Relationship between Surface Hydroxyl Complexation and Equi-Acidity Point pH of MnO2 and Its Adsorption for Co2+ and Ni2.

Abstract

MnO2 has shown great potential in the field of adsorption and has a good adsorption effect on heavy metal ions in aqueous solution, but there have been problems in the adsorption of heavy metal ions in high-concentration metal salt solutions. In this paper, different crystal forms of MnO2 (α-MnO2, β-MnO2, γ-MnO2, δ1-MnO2, δ2-MnO2, and ε-MnO2) were prepared and characterized by XRD, SEM, EDS, XPS, ZETA, and FT-IR. The reasons for the equi-acidity point pH change of MnO2 and the complex mechanism of surface hydroxylation on metal ions were discussed.
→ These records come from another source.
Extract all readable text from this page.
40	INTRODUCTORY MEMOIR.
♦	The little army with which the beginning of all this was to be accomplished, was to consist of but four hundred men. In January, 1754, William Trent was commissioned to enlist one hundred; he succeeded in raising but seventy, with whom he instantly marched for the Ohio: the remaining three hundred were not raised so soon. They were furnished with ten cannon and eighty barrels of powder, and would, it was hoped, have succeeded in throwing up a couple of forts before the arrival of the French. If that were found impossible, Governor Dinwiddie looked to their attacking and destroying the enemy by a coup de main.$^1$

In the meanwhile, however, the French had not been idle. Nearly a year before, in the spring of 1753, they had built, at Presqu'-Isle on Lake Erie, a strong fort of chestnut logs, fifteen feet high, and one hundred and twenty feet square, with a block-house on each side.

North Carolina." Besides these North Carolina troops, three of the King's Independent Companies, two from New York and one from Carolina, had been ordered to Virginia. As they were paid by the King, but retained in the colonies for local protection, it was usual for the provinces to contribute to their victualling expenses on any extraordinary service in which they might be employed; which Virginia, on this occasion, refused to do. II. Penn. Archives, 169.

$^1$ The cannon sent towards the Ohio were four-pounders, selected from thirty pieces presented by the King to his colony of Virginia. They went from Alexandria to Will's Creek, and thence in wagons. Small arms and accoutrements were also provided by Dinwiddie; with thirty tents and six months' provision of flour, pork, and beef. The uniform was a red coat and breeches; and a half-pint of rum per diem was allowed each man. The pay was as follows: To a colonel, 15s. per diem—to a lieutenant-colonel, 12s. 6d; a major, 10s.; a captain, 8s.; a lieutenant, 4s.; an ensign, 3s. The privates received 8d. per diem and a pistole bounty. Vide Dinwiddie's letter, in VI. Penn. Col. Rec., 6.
The results showed that the equi-acidity point pHs of different crystalline MnO2 were different. The equi-acidity point pH decreased with the increase of reaction temperature and electrolyte concentration, but the reaction time had no effect on it. The equi-acidity point pHs of MnO2 were essentially equal to the equilibrium pH values of adsorption and desorption between surface hydroxyl and metal ions on them. The change of equi-acidity points was mainly due to the complexation of surface hydroxyl, and the equi-acidity point pHs depended on the content of surface hydroxyl and the size of the complexation ability. According to the equi-acidity point pH characteristics of MnO2, more hydroxyl groups could participate in the complexation reaction by repeatedly controlling the pH, so that MnO2 could adsorb heavy metals Co2+ and Ni2+ in high-concentration MnSO4 solution, and the adsorption rates of Co2+ and Ni2+ could reach 96.55 and 79.73%, respectively. The effects of MnO2 dosage and Mn2+ concentration on the adsorption performance were further investigated, and the products after MnO2 adsorption were analyzed by EDS and FT-IR. A new process for MnO2 to adsorb heavy metals Co2+ and Ni2+ in high-concentration MnSO4 solution was explored, which provided a reference for the deep purification of manganese sulfate solutions.